Wednesday, February 06, 2008

Inside and outside

Last night at our church prayer meeting I shared a few thoughts from Galatians 3v26-4v7. I wasn't really as clear as I'd want to be about the content of one of my favourite passages in this amazing letter.

By faith in Christ anyone can be a son of God! (v26)

How? Because, v27, you've put on Christ. On the outside you're wearing Christ. So all external differences don't count (28). Moreover, v29, belonging to Christ we become classed as Abraham's offspring. This is very big. Previously Paul made a very big deal over there being only one offspring of Abraham (3v16). That meant all God's promises only came to one person, Christ. But if you're wearing Christ then that's you too! When God the Father looks at the Christian he sees Jesus the Son. So the inheritance of all things comes to Christians in Christ.

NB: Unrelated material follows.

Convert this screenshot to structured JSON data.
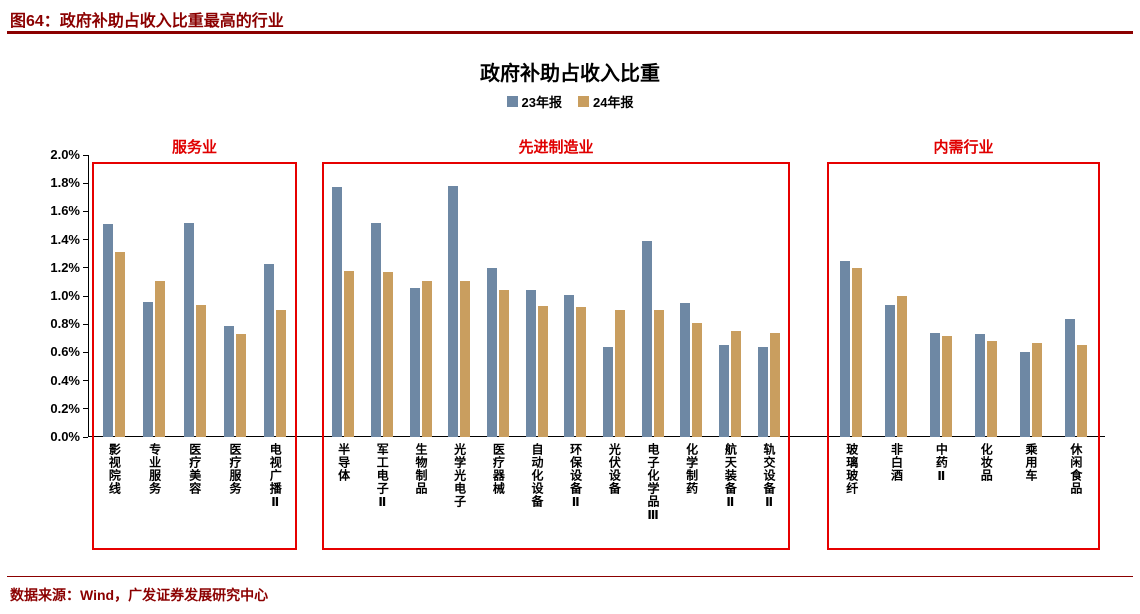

Second thing, 4v1-7. By faith in Christ we're sons - by his death that redeems us from slavery to sonship. Being sons God has sent "the Spirit of his Son" into our hearts. The Spirit who says "Abba, Father" which is what sons say (Christians can join in saying the same - see Romans 8 - but here it is the Spirit doing the talking). When God the Father listens to the Christian he hears the Spirit saying what you expect Jesus the Son to say. So the inheritance of all things comes to Christians in Christ.

Inside and outside the Christian is basically Christ. In Christ, by faith in Christ.
Christian, who are you? A son!


  1. I'm really enjoying your blog, thanks for another helpful post. What a wonderful truth, and what wonderful grounds for assurance. Recently I've been musing though... we talk a lot about having our identity in Christ, but how do we in practice fit this together with the idea that God has created us as a hugely diverse bunch of people in his image and is redeeming us through many different journeys of faith (though through the same gospel of Christ)? How do we prevent the tendency to press everyone to become clones in our christian sub-culture?

  2. Good question. I guess I'd want to say that whilst there is now no "jew or greek, slave or free etc" - there obviously is.

    That's to say - the diversities and differences are there but instead of being reasons to bite and devour and divide they are things to celebrate... none is better than another in Christ.

    We don't have to quash the differences, grace allows us to unite and love and celebrate our diversities because we're united in the gospel.